Avec sa chevelure léonine, le metteur en scène Daniel Benoin, dans le métier depuis 37 ans, est à la tête d’un des plus importants théâtres de la Région Paca, ce qui lui permet d’offrir au public une grande variété de spectacles vivants. Quelle est la recette d’un tel succès public et artistique ? Comment attirer le public, et le fidéliser ? Telles sont les questions que nous lui avons posées.

Voilà cinq ans, vous preniez la direction d’un théâtre flambant neuf sur la baie d’Antibes. Aujourd’hui, les chiffres parlent positivement, et le public ne désemplit pas.

-C’est assez étonnant pour moi. Il y a cinq ans, j’avais fait des calculs projectifs sur trois ans, en tablant sur 40 000 spectateurs. Nous accueillons aujourd’hui 135 000 spectateurs au bout de 5 ans avec 13 500 abonnés, ce qui fait d’Anthéa le premier théâtre de la Région PACA. Bien que fondamentalement optimiste de nature, je ne m’attendais pas à une telle réussite. Du coup, avoir un tel succès peut avoir des conséquences négatives : il nous fallait limiter notre déficit de création en remplissant les salles et en limitant notre équipe à 20 personnes. Nous étions dans la nécessité de fidéliser les premiers spectateurs.

Comment l’expliquer, dans un contexte de crise économique qui touche en premier lieu les structures culturelles et le spectacle vivant ?

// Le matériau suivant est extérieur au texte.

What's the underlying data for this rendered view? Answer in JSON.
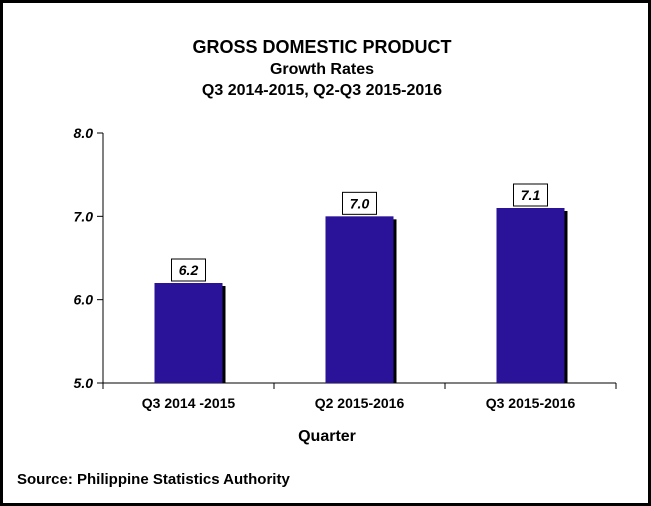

-Ayant dirigé le CDN de Nice, je savais que le public état scindé en deux, de part et d’autre du Var. Je me suis toujours entendu dire qu’on ne traverse pas le fleuve. Cet adage se trouve contredit aujourd’hui, puisque le public d’Anthéa est à 40% originaire de la partie Est du Var, toute la partie qui était italienne, jusqu’à San Remo, et 60% à l’Ouest de Cannes jusqu’a Toulon, en passant par Antibes. Le public vient de loin.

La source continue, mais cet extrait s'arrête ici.